The minister said Barbados had a responsibility not just for its own domestic travel requirements in terms of international connectivity, but also connectivity within the region.

“So, we have to make sure that our neighbours and our sisters and brothers have the opportunity to be able to move freely and that very much is a challenge,” she said.

Cummins said Bridgetown wanted to see the connectivity proposed by economist Marla Dukharan, in which an airline leaves Suriname and travels through the region, with passengers arriving in the western Caribbean by the end of the day.

“We would love to be able to see that level of connectivity, and in the 2020 period, for example, when we aggregated what number of seats we are now missing,” she said. “We also started in the course of the last few weeks to look at what those numbers look like.

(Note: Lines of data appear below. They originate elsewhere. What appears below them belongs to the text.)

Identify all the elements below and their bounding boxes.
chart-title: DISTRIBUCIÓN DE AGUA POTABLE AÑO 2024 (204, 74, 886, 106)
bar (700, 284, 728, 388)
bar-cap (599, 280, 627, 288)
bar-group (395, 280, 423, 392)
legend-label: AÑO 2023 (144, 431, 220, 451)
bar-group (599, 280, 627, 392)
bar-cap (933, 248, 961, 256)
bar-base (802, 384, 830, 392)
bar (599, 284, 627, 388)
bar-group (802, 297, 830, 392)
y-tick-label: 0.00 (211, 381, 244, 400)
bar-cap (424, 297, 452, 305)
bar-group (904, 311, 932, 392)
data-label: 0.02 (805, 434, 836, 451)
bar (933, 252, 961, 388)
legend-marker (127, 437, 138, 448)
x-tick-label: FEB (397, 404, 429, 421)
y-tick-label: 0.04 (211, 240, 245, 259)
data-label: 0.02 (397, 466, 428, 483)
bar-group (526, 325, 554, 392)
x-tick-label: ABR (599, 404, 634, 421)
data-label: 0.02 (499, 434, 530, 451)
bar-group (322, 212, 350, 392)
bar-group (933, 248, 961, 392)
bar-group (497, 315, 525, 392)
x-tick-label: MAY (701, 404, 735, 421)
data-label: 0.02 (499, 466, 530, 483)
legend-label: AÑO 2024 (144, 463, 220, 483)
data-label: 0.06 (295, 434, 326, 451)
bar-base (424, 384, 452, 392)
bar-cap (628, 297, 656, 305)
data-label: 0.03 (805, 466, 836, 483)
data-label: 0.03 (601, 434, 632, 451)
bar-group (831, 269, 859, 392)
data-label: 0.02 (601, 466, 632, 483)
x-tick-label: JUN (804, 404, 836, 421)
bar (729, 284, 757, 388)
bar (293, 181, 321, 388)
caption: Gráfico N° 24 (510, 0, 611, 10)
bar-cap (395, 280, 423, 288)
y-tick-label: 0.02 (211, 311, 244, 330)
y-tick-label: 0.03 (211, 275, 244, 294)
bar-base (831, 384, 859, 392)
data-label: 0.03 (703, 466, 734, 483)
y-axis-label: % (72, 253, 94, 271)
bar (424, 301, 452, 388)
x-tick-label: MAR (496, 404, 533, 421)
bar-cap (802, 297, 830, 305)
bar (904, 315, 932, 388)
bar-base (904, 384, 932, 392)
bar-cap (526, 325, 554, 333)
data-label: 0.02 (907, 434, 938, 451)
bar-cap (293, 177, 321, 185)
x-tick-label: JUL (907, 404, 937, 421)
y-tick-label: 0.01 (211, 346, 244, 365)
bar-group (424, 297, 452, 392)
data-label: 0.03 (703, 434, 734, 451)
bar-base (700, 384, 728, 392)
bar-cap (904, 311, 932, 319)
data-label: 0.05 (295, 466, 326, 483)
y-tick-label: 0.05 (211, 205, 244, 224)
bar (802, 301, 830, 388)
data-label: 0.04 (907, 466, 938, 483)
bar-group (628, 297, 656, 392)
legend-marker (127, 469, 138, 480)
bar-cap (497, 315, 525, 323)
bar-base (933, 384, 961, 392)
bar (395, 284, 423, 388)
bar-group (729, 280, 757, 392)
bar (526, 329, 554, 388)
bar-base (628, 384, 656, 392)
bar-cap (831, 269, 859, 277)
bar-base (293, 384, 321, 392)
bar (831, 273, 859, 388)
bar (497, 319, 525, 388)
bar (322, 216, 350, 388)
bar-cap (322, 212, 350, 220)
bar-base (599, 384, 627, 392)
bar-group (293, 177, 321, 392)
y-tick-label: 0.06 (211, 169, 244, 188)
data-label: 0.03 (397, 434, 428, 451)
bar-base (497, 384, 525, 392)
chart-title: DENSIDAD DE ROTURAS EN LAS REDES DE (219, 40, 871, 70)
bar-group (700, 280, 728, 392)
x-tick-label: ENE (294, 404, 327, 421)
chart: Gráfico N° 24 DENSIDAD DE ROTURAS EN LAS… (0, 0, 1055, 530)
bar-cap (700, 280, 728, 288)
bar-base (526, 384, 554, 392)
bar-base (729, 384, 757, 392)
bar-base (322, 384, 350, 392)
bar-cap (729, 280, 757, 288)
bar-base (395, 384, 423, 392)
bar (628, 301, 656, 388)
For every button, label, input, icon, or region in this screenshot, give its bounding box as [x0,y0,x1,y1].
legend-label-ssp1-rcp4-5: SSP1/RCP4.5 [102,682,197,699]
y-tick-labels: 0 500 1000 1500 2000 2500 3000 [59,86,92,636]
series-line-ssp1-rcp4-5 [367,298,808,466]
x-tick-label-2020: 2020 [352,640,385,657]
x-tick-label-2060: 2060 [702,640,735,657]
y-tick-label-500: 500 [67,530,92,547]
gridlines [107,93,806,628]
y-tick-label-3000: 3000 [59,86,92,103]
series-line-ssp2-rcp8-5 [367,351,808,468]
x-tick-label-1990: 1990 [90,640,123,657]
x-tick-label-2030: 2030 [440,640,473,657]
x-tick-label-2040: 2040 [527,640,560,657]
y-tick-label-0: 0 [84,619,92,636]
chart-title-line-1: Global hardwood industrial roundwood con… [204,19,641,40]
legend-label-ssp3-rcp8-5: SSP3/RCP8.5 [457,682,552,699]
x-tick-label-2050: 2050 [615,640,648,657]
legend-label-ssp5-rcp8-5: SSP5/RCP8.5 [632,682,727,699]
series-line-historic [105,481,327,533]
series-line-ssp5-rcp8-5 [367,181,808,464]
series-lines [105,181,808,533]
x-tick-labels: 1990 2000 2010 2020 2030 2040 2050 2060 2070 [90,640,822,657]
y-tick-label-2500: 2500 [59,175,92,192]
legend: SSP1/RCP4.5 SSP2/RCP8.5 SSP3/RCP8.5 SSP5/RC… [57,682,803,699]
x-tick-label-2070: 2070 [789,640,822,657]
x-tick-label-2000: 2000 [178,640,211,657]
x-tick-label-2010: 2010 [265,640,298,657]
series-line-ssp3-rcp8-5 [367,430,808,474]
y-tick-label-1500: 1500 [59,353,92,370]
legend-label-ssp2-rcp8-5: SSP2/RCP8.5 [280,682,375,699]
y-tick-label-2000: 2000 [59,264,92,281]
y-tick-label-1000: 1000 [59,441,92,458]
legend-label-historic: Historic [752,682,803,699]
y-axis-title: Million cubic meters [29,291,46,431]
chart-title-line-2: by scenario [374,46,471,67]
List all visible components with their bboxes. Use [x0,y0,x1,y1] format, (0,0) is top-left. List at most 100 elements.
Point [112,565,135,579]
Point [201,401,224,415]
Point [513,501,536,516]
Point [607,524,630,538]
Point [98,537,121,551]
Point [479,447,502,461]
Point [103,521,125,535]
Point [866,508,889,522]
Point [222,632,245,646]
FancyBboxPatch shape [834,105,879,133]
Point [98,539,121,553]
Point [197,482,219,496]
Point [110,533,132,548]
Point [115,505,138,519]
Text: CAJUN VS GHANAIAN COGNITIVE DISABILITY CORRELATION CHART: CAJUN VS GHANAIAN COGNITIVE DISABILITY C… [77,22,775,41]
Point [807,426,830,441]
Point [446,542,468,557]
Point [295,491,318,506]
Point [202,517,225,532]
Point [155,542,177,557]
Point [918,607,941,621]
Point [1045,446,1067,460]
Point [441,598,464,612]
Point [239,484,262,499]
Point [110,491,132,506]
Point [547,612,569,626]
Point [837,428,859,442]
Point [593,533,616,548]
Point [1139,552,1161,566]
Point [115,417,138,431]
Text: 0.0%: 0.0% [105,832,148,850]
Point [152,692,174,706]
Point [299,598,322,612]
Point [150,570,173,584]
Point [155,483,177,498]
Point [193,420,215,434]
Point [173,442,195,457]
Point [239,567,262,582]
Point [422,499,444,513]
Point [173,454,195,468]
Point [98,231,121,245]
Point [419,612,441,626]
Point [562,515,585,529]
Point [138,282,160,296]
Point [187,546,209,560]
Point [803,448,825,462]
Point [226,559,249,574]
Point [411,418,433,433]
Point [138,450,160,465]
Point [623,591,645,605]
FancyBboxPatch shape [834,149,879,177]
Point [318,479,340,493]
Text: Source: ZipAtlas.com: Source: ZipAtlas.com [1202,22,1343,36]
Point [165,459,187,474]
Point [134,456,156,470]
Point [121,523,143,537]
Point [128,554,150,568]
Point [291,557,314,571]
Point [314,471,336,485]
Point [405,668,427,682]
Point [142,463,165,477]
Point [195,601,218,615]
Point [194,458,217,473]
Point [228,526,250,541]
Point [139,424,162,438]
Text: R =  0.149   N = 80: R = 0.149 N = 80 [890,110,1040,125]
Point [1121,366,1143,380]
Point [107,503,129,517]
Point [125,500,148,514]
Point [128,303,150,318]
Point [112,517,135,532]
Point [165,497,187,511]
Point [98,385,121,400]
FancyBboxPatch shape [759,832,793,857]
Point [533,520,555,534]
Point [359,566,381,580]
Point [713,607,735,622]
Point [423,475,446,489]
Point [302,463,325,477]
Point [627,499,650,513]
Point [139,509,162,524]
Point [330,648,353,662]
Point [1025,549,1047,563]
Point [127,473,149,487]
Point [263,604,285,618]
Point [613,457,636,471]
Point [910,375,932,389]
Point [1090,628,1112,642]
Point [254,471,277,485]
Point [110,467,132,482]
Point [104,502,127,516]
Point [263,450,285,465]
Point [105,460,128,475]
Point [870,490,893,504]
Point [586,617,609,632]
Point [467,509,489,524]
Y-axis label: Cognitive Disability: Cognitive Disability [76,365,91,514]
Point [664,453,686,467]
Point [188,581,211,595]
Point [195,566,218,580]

“And we realised that even if Barbados would and we have been looking at it, look at the changes that we potentially can make to our tax structure to support the kinds of things that I just mentioned. We don’t have the number of seats that compensates for those losses in revenue by ensuring that they’re filled by volume or consumer spend on island to supplement it in the domestic economy.”

The minister agreed with a position articulated by the President of the Caribbean Development Bank (CDB), Dr Gene Leon, who said in an earlier discussion, “it is a complex mix … there’s no singularity about it.”

Cummins said: “And so the tourism sector, as said earlier, as well, it’s so complicated when you start to disaggregate it into the wider economy that you really do have to understand that you can’t treat to a single slice of the pie without understanding how it is going to affect other parts of that entire pie in the pan.”